Can’t sleep? It happens to the best of us. Lack of sleep can interfere with most aspects of life. Your mood, appetite and ability to concentrate are a few things that can suffer when you haven’t made it to a full eight hours of sleep.

But what if we told you there was over-the-counter relief? This week, Dr. Elizabeth Higdon joins us to discuss the basics of sleep aids sold at your local pharmacy. Higdon is a community pharmacist and instructor in the Department of Pharmacy Practice at Albany College of Pharmacy and Health Sciences campus in Colchester, Vermont.

If you’ve ever taken an over-the-counter allergy medication, like an antihistamine, you know it makes you drowsy. But it isn’t just allergy sufferers who caught on to this phenomenon. Manufacturers also realized that the so-called side effects of an antihistamine can be used on their own, as a sleep aid.

“The most popular over-the-counter sleep aid is diphenhydramine, which is the active ingredient in Benadryl,” Higdon says.

“But Benadryl doesn’t make me sleepy…”

Although diphenhydramine is used at a much higher dose in over-the-counter sleep aids, not everyone suffers from the drowsy side-effects of the drug.

“They don’t experience the drowsiness,” Higdon says. “Some people actually have what’s called a paradoxical effect, this is typically seen more in children, but it makes them excited and they get a lot of energy, which is not something you’re looking for from a sleep aid.”
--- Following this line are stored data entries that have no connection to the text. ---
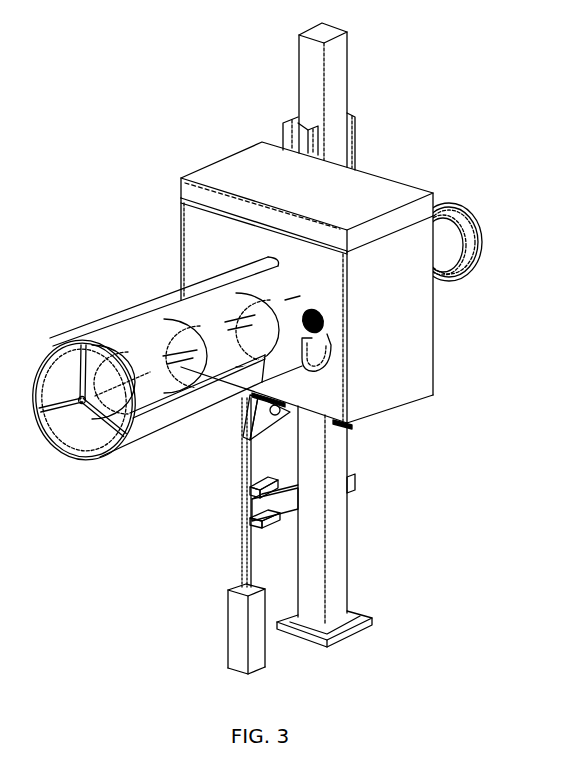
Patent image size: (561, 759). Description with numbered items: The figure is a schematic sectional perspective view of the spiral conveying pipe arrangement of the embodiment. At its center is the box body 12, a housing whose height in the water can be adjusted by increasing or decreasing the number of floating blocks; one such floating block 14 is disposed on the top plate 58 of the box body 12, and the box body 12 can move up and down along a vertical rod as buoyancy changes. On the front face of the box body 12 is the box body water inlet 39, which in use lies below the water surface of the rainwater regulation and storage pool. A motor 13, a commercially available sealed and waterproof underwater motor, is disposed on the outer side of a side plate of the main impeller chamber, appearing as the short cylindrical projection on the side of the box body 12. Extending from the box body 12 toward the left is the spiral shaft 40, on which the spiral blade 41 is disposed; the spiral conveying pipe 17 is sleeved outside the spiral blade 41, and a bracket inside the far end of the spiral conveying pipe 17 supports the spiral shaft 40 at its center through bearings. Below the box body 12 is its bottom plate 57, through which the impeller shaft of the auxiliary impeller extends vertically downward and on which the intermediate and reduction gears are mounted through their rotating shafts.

The box body 12 is at (187, 232).
The motor 13 is at (466, 228).
The floating block 14 is at (223, 168).
The spiral conveying pipe 17 is at (188, 415).
The box body water inlet 39 is at (324, 316).
The spiral shaft 40 is at (107, 392).
The spiral blade 41 is at (127, 357).
The bottom plate 57 is at (330, 423).
The top plate 58 is at (181, 200).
Others can build up a tolerance to the drowsiness and not reap the benefits of the side-effect anymore. Higdon recommends using a sleep aid for two or three nights and then taking a night off to see if the insomnia has resolved. That’s in order to prevent the efficacy from decreasing and because these sleep aids should really only be used in the short-term.

Side effects

Most unfortunate side effects, like sleep walking or sleep eating, have been seen with prescription sleep aids, like Ambien, according to Higdon. Similar side effects with an antihistamine are very rare.

“Instead with Benadryl you see more that patients build up a tolerance. So they take the 50 milligrams and it doesn’t cause them to sleep anymore,” she says.

You may experience what some call a “drug hangover” the next day if you’re sensitive to medicine or if you don’t give yourself enough time to sleep.

“Typically if you’re going to give yourself a sleep aid, you need to give yourself a full eight hours of sleep, Higdon says. “It’s not something that you want to take when you wake up at 2 a.m.”

Another important thing to note is that over-the-counter sleep aids can increase the occurrence of falls in those that are over 65-years-old, according to Higdon. She does not recommend this kind of antihistamine-based sleep aid for anyone over 65.